Ethan Taub, CEO of Loany, says the ideal candidates for moving to accommodate remote schooling are parents with flexible work arrangements.

“The best people for this strategy would be those who either regularly work from home or run their own company that allows them the latitude to work at times that best suit them,” explains Taub.

“What I’m not hearing from buyers today,” adds Ailion, “is that they want to move to be closer to work.”

Low mortgage rates increase home buying power

Several experts believe anyone could be a good prospect for this strategy.

“At today’s rock-bottom interest rates, everyone is a candidate to improve their housing situation,” says Ailion.

“That might mean moving to a better school district with more desirable remote learning systems in place or getting a larger home or yard.”

Forte says he’s primarily seeing this trend among parents who currently live in a more urban setting but desire to move to the suburbs or a rural part of the city.

Find out how much home you can afford (Dec 4th, 2020)

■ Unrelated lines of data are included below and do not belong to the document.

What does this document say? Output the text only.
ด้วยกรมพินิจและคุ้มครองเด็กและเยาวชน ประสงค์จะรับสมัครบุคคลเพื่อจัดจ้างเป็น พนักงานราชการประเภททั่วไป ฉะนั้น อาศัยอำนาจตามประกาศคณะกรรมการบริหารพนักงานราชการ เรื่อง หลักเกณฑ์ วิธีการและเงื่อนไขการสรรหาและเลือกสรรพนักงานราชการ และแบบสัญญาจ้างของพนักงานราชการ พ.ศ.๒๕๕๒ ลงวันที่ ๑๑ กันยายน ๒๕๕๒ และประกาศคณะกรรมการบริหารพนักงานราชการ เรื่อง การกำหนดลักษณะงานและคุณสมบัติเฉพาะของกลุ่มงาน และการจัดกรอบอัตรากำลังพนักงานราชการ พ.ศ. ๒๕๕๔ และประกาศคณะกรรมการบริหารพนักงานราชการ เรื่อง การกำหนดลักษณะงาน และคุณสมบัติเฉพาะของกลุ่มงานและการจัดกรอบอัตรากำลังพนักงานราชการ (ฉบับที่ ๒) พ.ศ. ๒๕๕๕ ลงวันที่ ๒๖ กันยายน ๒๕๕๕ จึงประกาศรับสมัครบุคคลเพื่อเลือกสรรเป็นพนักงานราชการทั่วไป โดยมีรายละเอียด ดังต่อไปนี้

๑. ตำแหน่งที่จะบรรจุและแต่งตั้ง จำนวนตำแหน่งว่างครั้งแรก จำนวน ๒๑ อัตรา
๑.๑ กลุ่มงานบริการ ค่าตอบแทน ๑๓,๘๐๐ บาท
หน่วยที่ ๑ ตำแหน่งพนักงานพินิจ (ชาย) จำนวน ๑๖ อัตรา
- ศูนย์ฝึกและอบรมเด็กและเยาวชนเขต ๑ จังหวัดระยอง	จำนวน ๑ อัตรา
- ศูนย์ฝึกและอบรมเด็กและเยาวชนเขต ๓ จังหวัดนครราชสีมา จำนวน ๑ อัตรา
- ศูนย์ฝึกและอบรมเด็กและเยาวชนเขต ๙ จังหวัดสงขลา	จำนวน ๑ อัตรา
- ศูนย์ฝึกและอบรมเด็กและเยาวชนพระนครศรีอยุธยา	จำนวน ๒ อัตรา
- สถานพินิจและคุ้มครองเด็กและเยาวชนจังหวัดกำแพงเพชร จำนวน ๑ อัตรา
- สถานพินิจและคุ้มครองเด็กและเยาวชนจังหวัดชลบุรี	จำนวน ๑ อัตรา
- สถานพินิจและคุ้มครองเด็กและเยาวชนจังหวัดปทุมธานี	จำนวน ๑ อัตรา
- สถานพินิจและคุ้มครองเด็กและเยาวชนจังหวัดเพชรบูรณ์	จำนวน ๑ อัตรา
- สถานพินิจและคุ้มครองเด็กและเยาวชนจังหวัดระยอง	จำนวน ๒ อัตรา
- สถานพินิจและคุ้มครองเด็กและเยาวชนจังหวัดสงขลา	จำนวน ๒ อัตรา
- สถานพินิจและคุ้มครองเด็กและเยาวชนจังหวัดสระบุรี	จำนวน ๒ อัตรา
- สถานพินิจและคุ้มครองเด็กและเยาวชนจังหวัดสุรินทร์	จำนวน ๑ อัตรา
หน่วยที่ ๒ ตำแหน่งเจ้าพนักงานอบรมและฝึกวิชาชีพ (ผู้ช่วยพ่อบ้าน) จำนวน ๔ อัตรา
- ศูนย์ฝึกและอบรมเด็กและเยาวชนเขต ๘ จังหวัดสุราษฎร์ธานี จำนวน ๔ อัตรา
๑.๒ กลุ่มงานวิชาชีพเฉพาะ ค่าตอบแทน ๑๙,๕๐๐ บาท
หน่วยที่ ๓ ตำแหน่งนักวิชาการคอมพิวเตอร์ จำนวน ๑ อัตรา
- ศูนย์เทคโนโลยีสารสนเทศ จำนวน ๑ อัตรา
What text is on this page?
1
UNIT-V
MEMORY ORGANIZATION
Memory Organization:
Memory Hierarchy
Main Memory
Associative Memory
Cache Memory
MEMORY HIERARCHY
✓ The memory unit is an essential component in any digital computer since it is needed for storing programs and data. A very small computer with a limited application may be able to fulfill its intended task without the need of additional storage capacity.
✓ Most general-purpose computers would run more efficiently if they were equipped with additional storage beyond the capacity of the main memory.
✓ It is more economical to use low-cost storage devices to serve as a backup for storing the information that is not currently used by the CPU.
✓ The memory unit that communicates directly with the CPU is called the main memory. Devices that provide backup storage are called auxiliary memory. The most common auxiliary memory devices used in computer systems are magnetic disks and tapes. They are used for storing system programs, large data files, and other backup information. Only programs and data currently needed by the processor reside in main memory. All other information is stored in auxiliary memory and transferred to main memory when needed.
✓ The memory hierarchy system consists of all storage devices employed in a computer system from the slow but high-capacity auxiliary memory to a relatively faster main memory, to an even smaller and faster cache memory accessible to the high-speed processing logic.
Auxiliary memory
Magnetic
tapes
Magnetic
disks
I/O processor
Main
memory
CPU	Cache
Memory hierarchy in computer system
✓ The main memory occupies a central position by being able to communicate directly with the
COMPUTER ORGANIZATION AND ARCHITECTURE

What to consider before moving

There’s always a lot to consider before deciding to move — especially if you have to put your current home on the market.

“Buying another home with increased square footage doesn’t necessarily mean you’ll get what you need,” cautions Daniel Beer, CEO/founder of Beer Home Team of eXp Realty, Inc.

“Parents need to focus on functionality and the layout of their next home. Think about the number of children you have, the number of bedrooms and home offices you need, and the type of space you want for your children as they learn at home.”

Parents also need to evaluate what they’ll do with the extra space once coronavirus isn’t a worry anymore. Will the bigger house make sense long-term?

Parents also need to evaluate what they’ll do with the extra space once coronavirus isn’t a worry and their kids return to a brick-and-mortar school.

Ask yourself, will the bigger house make sense long-term? Is it a smart investment?

“This doesn’t have to be a concern if you plan to use the extra space for something else later — like a bonus room or rec room,” suggests Forte.

Another factor is job stability and the state of the economy.

“We continue to see millions lose their jobs and have to search for other employment. So what might work now may not work a few short months down the line,” Taub says.

Weigh the prospect of a new, bigger mortgage against your expected job stability. If there’s any likelihood you could be laid off or your hours reduced in the near future, a new mortgage might not make sense.

Tips for buying a house during a pandemic

Additionally, devise careful strategies for the following:

  • Putting your house on the market while shopping for another — “Don’t expect quick movement. The pandemic has created an atmosphere of nervousness among people looking to purchase a house, so the time it takes to sell your existing home could be slower than you think,” says Taub
  • Finding the best kind of mortgage loan — “Working with a good mortgage broker will be the ideal situation here,” Taub adds. You may want to consider an FHA home loan, which has a low down payment requirement. Or, if you plan to move to a rural/suburban area, look closer at a no-money-down USDA loan, which requires you to sell your current home to be eligible
  • Making sure you have access to the right amenities — Including proximity to community services, medical care, and utilities. “Strong Wi-Fi is key. If you’ll be learning or working from home, you’ll need robust Internet and a good Wi-Fi spot. Find out if this is available where you plan to move,” recommends Taub

For more information about buying, selling, and moving during the COVID pandemic, see this guide to COVID and your mortgage.

Finding an affordable mortgage

There’s one huge benefit to buying a house in the middle of this pandemic.

Mortgage rates are still near all-time lows. That means homebuyers can afford bigger houses — on smaller monthly budgets — than ever before.

The amount you’ll qualify for depends on your down payment, credit, and your new mortgage rate.

So if your goal is to upsize, shop around with a few lenders to see who can offer you the lowest rate and biggest home buying budget.